Parallel to the ongoing discussion of whether or not the Republican Party has any serious interest in curtailing the right-wing bender it’s been on since at least 2009 (and arguably a lot longer), we have the interesting phenomenon of a new and very loud Republican Senator who stands proudly for the point of view that the bender needs to get a lot crazier. Here’s the most succinct version of his argument that Republicans are losing because they aren’t standing up for “conservative principles:”
“Why did we lose? It wasn’t as the media would tell you: because the American people embraced big government, Barack Obama’s spending and debt and taxes. That wasn’t what happened. I’m going to suggest to you a very simple reason why we lost the election: We didn’t win the argument,” Cruz said before pointedly lowering his voice. “We didn’t even make the argument.”
Yeah, not a dime’s worth of difference between the two parties, as George Wallace used to say back in the day.
But beyond this continuation of the ludicrous proposition that Republicans are too moderate and compromise-oriented (which really hasn’t been a credible argument since 1990, if then), Cruz is already distinguishing himself as the kind of mendacious bully-boy—sort of a smarter version of the Rick Perry who first emerged on the 2012 presidential campaign trail roaring and strutting around and threatening to tear the godless liberals limb from limb—who makes any sort of bipartisan discussion absolutely impossible.

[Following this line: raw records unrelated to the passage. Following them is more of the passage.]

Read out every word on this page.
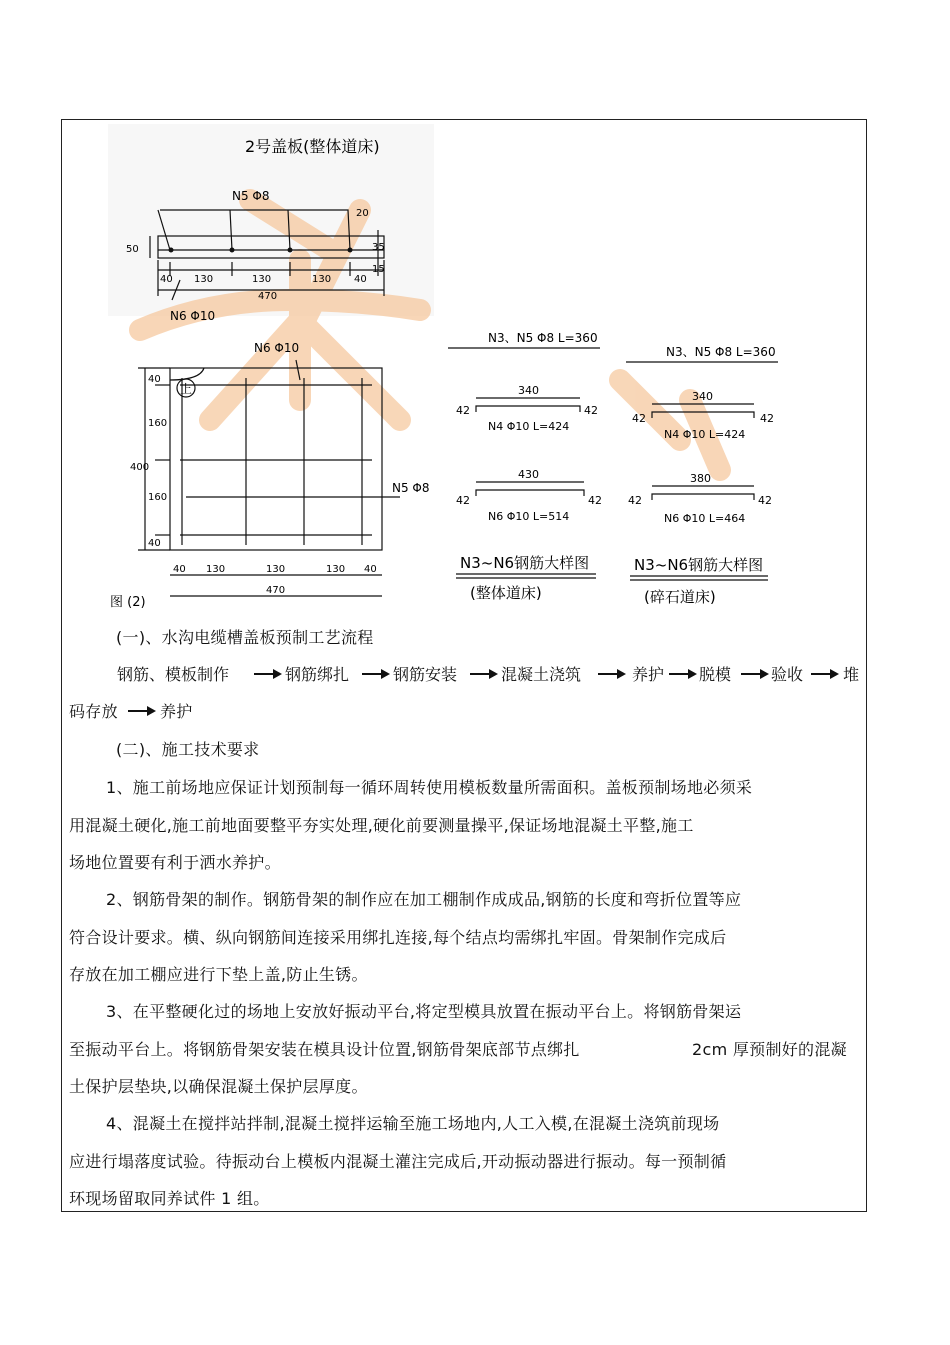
2号盖板(整体道床)
N5 Φ8
20
35
15
50
40 130	130	130 40
470
N6 Φ10
上
N6 Φ10
N5 Φ8
400
160
160
40
40
40 130	130	130 40
470
图 (2)
N3、N5 Φ8 L=360
340
42	42
N4 Φ10 L=424
430
42	42
N6 Φ10 L=514
N3~N6钢筋大样图
(整体道床)
N3、N5 Φ8 L=360
340
42	42
N4 Φ10 L=424
380
42	42
N6 Φ10 L=464
N3~N6钢筋大样图
(碎石道床)
(一)、水沟电缆槽盖板预制工艺流程
钢筋、模板制作	钢筋绑扎	钢筋安装	混凝土浇筑	养护 脱模 验收 堆
码存放	养护
(二)、施工技术要求
1、施工前场地应保证计划预制每一循环周转使用模板数量所需面积。盖板预制场地必须采
用混凝土硬化,施工前地面要整平夯实处理,硬化前要测量操平,保证场地混凝土平整,施工
场地位置要有利于洒水养护。
2、钢筋骨架的制作。钢筋骨架的制作应在加工棚制作成成品,钢筋的长度和弯折位置等应
符合设计要求。横、纵向钢筋间连接采用绑扎连接,每个结点均需绑扎牢固。骨架制作完成后
存放在加工棚应进行下垫上盖,防止生锈。
3、在平整硬化过的场地上安放好振动平台,将定型模具放置在振动平台上。将钢筋骨架运
至振动平台上。将钢筋骨架安装在模具设计位置,钢筋骨架底部节点绑扎	2cm 厚预制好的混凝
土保护层垫块,以确保混凝土保护层厚度。
4、混凝土在搅拌站拌制,混凝土搅拌运输至施工场地内,人工入模,在混凝土浇筑前现场
应进行塌落度试验。待振动台上模板内混凝土灌注完成后,开动振动器进行振动。每一预制循
环现场留取同养试件 1 组。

And while a few Republicans whisper about him obliquely or off-the-record, he’s mostly been lionized for this behavior:
“Senator Ted Cruz came to Washington to advance conservative policies, not play by the same old rules that have relegated conservatives, and their ideas, to the back bench,” Michael Needham, president of the influential Heritage Action said on Tuesday. “It should come as absolutely no surprise the Washington Establishment - be it the liberal media, entrenched special interests or even wayward Republicans - are now attacking him in the press for following through on his promises.”
Frank Cannon, president of the American Principles Project, said: “It’s about time someone annoyed those who have been complacent in doing what is necessary to get the country back on track. We applaud Senator Ted Cruz’s dedication to conservative principles and being an articulate spokesman for those principles. We are pleased he is shaking up Washington and doing exactly what the people of Texas elected him to do.”
Having brought back memories of Joe McCarthy in his nasty interrogation of Chuck Hagel, Cruz is back in the news right now for smearing left-wing Harvard Law School professors as communist revolutionaries (his effort to back-track on the smear without admitting it didn’t work too well).
As both Steve Kornacki and Greg Sargent have argued today, the acceptance of Cruz by his fellow-Republicans as a hail-fellow-well-met (and perhaps the future face of the party!) shows the shallowness of the talk about “reform” in the GOP (or alternatively, the shallowness of the MSM’s understanding of what conservatives mean when they talk about “reform”).
So I propose a litmus test for all those Republicans who say they learned their lesson and want to build a GOP that is free of the rancor and extremism of the recent past. Let’s ask them: what do you think of Ted Cruz? Because if they won’t call this guy out, then they haven’t learned a thing.